O Emmanuel, Rex et legifer noster,
exspectatio Gentium, et Salvator earum:
veni ad salvandum nos, Domine, Deus noster.
O Emmanuel, our king and our lawgiver,
the hope of the nations and their Savior:
Come and save us, O Lord our God.
O Antiphon, December 23
Reflection – And so we come to the final O Antiphon, the one that sums up the rest of them and indeed sums up the whole of our Christian hope and longing.
It’s kind of the point of the whole exercise, isn’t it, this ‘emmanuel’ business? Im-anu-el—with us God—this is in a sense the whole of our Christian faith. God is with us, and this is what makes all the difference between light and darkness, joy and sorrow, good and evil, heaven and hell.
It does, really, sum up all our Christian faith. God is with us in the experience of human weakness and vulnerability—we see the little baby shivering in the manger. God is with us in the experience of danger and terrible fear—we see the family fleeing into Egypt from an evil ruler. God is with us in the normal human experiences of growth and family and ordinary life—we see the child, the youth, the man living in the village of Nazareth. God is with us in the call to love and serve and labor for the good of others—we see the man walking the land of Palestine, pouring himself in an offering of love. And
God is with us in pain and death and even in our sin—the sinless one bearing the sins of the world, the man dying on the cross for us.
God is with us—the whole entirety of human life has been embraced by the Triune God in Jesus Christ, and continues to be embraced by Him in the gift of the Holy Spirit in the Church.
And yet—we know that we have to take this on faith, quite a bit. And this act of faith can be hard, to say the least. And these O Antiphons always recognize this. God is with us, and yet we cry out for Emmanuel to come and save us. God is our king and our lawgiver—the Law of the Gospel is the very presence of Jesus Christ within us conforming our lives to His by the gift of the Spirit—and yet we still long in expectation for Him.
It is the great paradox of the Gospel that we live with both these realities ongoing. Jesus is really here, and we cry out for Him to come. Jesus is saving us, and we cry out for him to save us yet. ‘Which is it?’ I remember someone challenging one of our Madonna House members once.

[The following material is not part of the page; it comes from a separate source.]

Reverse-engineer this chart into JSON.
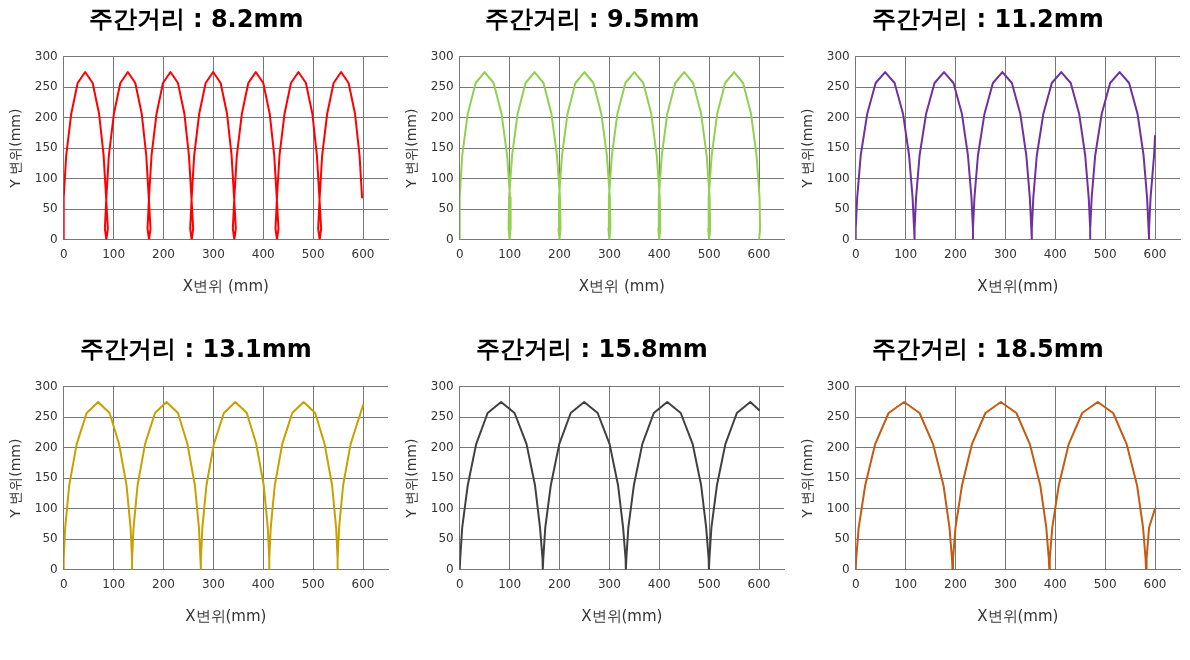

Is God with us or not?
To which the only answer is ‘yes, both’. He is with us, and we long for Him to be with us in fullness. He is with us in sign and sacrament and the hidden veiled dark knowledge of faith which wraps us in a great mystery continually. We long for Him to be with us so that all flesh can see and every heart know that God is God and reigns in heaven and on earth.
God became man so that we could see Him and be saved, St. Hippolytus tells us in the Office of Readings today. So we would like Him to come and be seen again, not even so much for our own sakes (I’m OK with sign and sacrament and dark knowledge of faith, personally, at least for the next 40-50 years or so!), but for the sake of those who just cannot seem to find their way to faith.
If He could just be seen a little bit more clearer, just make Himself a little more obvious—this is our great prayer and longing. The world is wrapped in darkness and dread, in much suffering in this year 2013, and in every year man has set his foot to trod the earth. We long for God to come and be with us, and be with us further, and be with us more clearly, so that the nations may take hope and be saved, so that lives may be conformed more to the Law of Christ which is the Law of Love.
We long for all men and women to truly celebrate Christmas, in other words. Not the tinsel and glitter, conspicuous consumption, reindeer and elves Christmas, although all that has its good and proper place. But… Christmas. God with us. The baby. The hope. The salvation. That Christmas. And that is my prayer for all of you reading this, as we draw very near to that great and glorious day.